I want to make the claim that you’re already doing Risk Management, and if you’re good at your job, you’re probably quite good at Risk Management too.

So, I’ve worked in finance for many years. I’ve built systems for managing risk in banks, just like many of you have probably worked on systems for managing risk at your company.

So, me saying “All Work is Risk Management” is perhaps just a case of “seeing every problem as a nail”. This is a quote from Abraham Maslow, who was an early researcher in Organisational Behaviour.

I work in Risk! Am I just blind to everything else going on out there! If I made suits, would I say, “All Work is joining stuff together”.

Actually, that might work.

But no. It turns out I’m not the only person who’s said something like this:

The quote above is actually the first sentence from Chapter One of a fairly famous book on Software Development, written in 2000.

Does anyone know which one? Don’t worry I am about to tell you.

It's this one: Extreme Programming Explained by Kent Beck.

This is the first book on Agile I read.

And it seemed like a breath of fresh air compared with what I’d learnt at university about software development, which was all, Rational, Waterfalls, Iterative Development, Structured Programming, and so on.

Kent Beck had a bunch of ideas in “Extreme Programming”, that really deviated from the accepted “norms” of software development, like Pair Programming.

This is a picture of some guys Pair Programming.

Some people love it. A lot of developers grew to hate Extreme Programming because of this. They didn’t want to share a keyboard and mouse with someone, and work together.

But what is the point of Pair Programming?

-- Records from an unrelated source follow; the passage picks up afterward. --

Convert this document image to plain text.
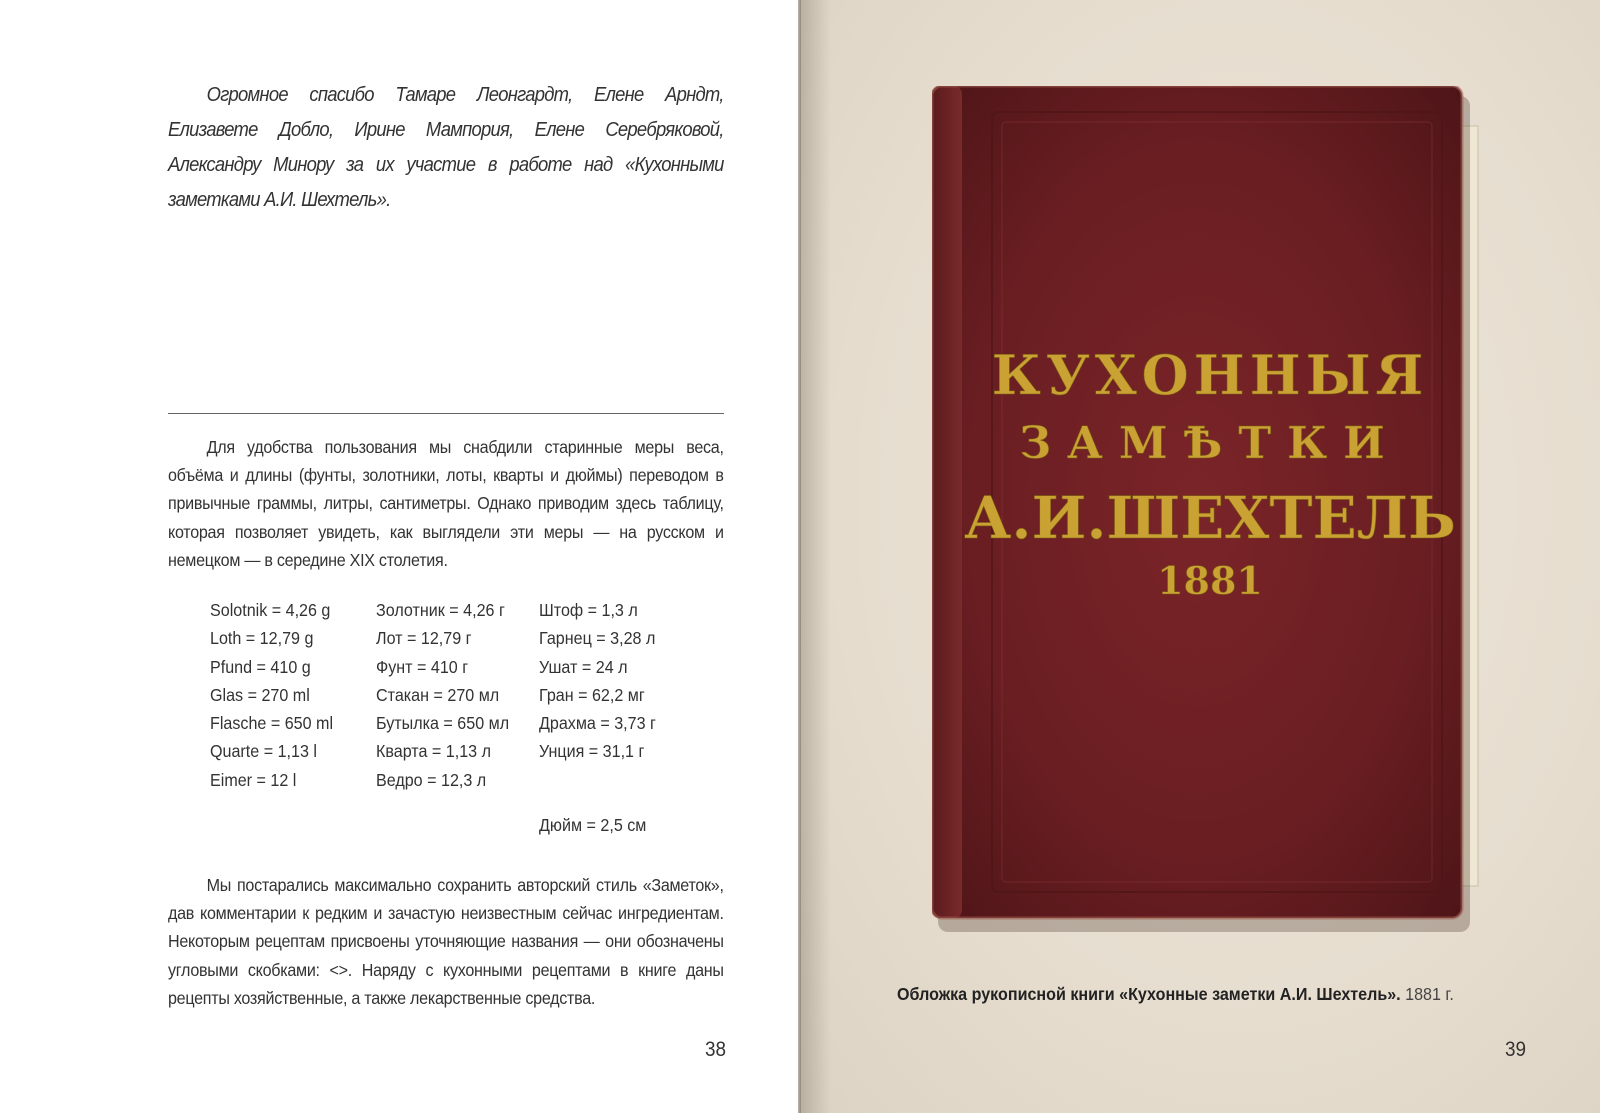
Огромное спасибо Тамаре Леонгардт, Елене Арндт, Елизавете Добло, Ирине Мампория, Елене Серебряковой, Александру Минору за их участие в работе над «Кухонными заметками А.И. Шехтель».
Для удобства пользования мы снабдили старинные меры веса, объёма и длины (фунты, золотники, лоты, кварты и дюймы) переводом в привычные граммы, литры, сантиметры. Однако приводим здесь таблицу, которая позволяет увидеть, как выглядели эти меры — на русском и немецком — в середине XIX столетия.
Solotnik = 4,26 g
Loth = 12,79 g
Pfund = 410 g
Glas = 270 ml
Flasche = 650 ml
Quarte = 1,13 l
Eimer = 12 l
Золотник = 4,26 г
Лот = 12,79 г
Фунт = 410 г
Стакан = 270 мл
Бутылка = 650 мл
Кварта = 1,13 л
Ведро = 12,3 л
Штоф = 1,3 л
Гарнец = 3,28 л
Ушат = 24 л
Гран = 62,2 мг
Драхма = 3,73 г
Унция = 31,1 г
Дюйм = 2,5 см
Мы постарались максимально сохранить авторский стиль «Заметок», дав комментарии к редким и зачастую неизвестным сейчас ингредиентам. Некоторым рецептам присвоены уточняющие названия — они обозначены угловыми скобками: <>. Наряду с кухонными рецептами в книге даны рецепты хозяйственные, а также лекарственные средства.
38
КУХОННЫЯ
ЗАМѢТКИ
А.И.ШЕХТЕЛЬ
1881
Обложка рукописной книги «Кухонные заметки А.И. Шехтель». 1881 г.
39
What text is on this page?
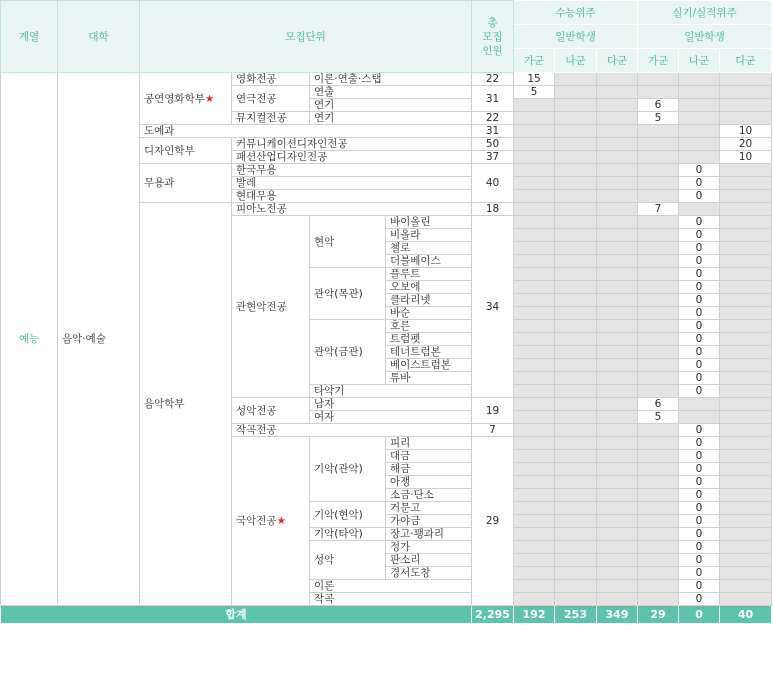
계열	대학	모집단위				총
모집
인원	수능위주			실기/실적위주		
							일반학생			일반학생		
							가군	나군	다군	가군	나군	다군
예능	음악·예술	공연영화학부★	영화전공	이론·연출·스탭		22	15					
			연극전공	연출		31	5					
				연기						6		
			뮤지컬전공	연기		22				5		
		도예과				31						10
		디자인학부	커뮤니케이션디자인전공			50						20
			패션산업디자인전공			37						10
		무용과	한국무용			40					0	
			발레								0	
			현대무용								0	
		음악학부	피아노전공			18				7		
			관현악전공	현악	바이올린	34					0	
					비올라						0	
					첼로						0	
					더블베이스						0	
				관악(목관)	플루트						0	
					오보에						0	
					클라리넷						0	
					바순						0	
				관악(금관)	호른						0	
					트럼펫						0	
					테너트럼본						0	
					베이스트럼본						0	
					튜바						0	
				타악기							0	
			성악전공	남자		19				6		
				여자						5		
			작곡전공			7					0	
			국악전공★	기악(관악)	피리	29					0	
					대금						0	
					해금						0	
					아쟁						0	
					소금·단소						0	
				기악(현악)	거문고						0	
					가야금						0	
				기악(타악)	장고·꽹과리						0	
				성악	정가						0	
					판소리						0	
					경서도창						0	
				이론							0	
				작곡							0	
합계						2,295	192	253	349	29	0	40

What Kent is trying to avoid by recommending this is Key Person Risk. That is, having individuals on a team who are the only people who know about a thing.

And if they leave or go on holiday, your project is exposed.

That’s the idea, anyway: Pair Programming is a risk-management technique. Specifically, trying to address Key Person Risk.

Kent Beck also co-invented JUnit, which is a library for building Unit Tests. As a Java developer, I use this all the time.

If you’re used to Ruby, you’ll probably be familiar with MiniTest::Unit or Jest if you’re a Javascript programmer. They are basically just versions of JUnit for those different languages.

I actually can't imagine coding now without building tests as I go, and having tools to at least understand my coverage. It just seems so helpful now to have this.

Now, why do we write tests? Why are Unit tests such an integral part of Extreme Programming, and therefore Agile?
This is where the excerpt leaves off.